As Lawsuit to Stop JDS 1,000-Foot Development is Tossed, Revelation that HUD Already Supports Plans

Posted on: February 8th, 2017 at 5:17 am by
The new Lower East Side waterfront

The new Lower East Side waterfront

As the gold rush continues to polarize the Lower East Side waterfront, it’s the seniors living in 80 Rutgers Slip who are most affected. After all, the proposed 1,000-foot tower is to sit directly atop the this building. Literally built on the backs of seniors.

This is the handiwork of JDS Development in conjunction with Two Bridges Neighborhood Council and Settlement Housing. The latter two organizations – working in tandem against the wishes of its clientele – sold the valuable air rights to the developer for $51 million.

At prior community meetings, area residents voiced concern about how this would affect those living in 80 Rutgers. During a December scoping session, JDS honcho Michael Stern noted that only nine seniors would be relocated during construction. When the new building opens, they would be given new apartments, he said, adding that social workers will be helping to relocate the displaced residents.


Now, however, it’s come to light that those claims may have been a bit misleading, and that, simultaneously, conversations were happening directly with the Department of Housing and Urban Development without consultation of the local officials.
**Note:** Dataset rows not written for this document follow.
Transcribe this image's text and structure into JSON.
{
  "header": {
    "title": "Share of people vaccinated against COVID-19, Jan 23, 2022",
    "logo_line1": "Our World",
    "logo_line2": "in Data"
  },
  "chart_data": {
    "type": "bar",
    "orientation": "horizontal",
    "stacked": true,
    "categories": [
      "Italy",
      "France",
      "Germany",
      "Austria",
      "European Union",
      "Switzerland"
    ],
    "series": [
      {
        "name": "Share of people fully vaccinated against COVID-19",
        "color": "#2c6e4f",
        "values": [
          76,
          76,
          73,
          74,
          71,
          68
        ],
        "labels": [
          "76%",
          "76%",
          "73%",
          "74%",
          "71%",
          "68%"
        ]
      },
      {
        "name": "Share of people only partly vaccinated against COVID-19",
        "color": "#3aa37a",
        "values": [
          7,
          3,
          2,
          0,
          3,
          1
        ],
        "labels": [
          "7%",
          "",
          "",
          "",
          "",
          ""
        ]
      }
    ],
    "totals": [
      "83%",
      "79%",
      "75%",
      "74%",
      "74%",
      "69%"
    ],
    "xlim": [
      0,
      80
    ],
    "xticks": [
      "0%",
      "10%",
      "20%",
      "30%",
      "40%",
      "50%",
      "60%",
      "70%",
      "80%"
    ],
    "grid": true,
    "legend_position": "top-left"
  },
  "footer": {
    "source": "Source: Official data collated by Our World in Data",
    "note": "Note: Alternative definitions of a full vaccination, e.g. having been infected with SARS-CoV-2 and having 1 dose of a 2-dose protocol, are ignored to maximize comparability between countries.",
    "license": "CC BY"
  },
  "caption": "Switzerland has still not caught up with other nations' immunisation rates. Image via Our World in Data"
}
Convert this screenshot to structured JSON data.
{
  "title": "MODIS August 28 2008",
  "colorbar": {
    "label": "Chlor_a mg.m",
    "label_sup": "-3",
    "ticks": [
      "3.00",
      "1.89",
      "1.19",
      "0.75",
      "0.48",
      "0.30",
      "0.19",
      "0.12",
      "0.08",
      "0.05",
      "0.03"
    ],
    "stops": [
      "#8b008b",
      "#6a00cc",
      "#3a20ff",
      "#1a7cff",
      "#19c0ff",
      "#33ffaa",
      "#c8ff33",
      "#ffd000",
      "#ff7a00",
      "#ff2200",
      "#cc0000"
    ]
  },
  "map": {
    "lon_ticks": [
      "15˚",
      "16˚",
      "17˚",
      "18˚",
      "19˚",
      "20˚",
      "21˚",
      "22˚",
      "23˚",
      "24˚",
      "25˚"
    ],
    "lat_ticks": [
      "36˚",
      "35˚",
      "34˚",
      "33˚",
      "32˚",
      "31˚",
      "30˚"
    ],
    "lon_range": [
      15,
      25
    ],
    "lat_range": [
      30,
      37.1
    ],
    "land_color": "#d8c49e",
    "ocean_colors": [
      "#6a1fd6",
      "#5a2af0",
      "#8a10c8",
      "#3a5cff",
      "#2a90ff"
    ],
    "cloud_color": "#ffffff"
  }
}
In a November letter to HUD, unbeknownst to local officials, Two Bridges President Victor Papa and Settlement Housing President Alexa Sewell asked the federal agency to sign off on relocation of seniors living at 80 Rutgers. They wrote of the necessity to potentially move the tenants of up to 19 apartments – nine units that would be “obstructed by the tower” (and off-line for 12 months during renovations), plus another ten that would be taken off-line permanently. JDS would provide replacement apartments in its new tower for those units.

Worst of all, HUD is in approval, stating in an email “our office is in support of this development plan.” However, that formal approval must be sought in the future, as the plan is about two years away from becoming a reality.

And it seems like there’s nothing stopping this gravy train. Even the three-year-old legal action by Little Cherry LLC – Gary Spindler and Roy Schoenberg – hit a snag last week, when the court of appeals ruled against them. As previously reported, the suit claimed that Two Bridges Neighborhood Council and Settlement Housing Fund reneged on an accord to sell 247 Cherry Street to the developers for $4 million. The organizations had entered into a deal with Little Cherry to build a 47-story on the property, but backed out after Little Cherry allegedly failed to obtain permits from the Department of City Planning in time.

There is still a second outstanding lawsuit against JDS charging that the company usurped their development rights to the property.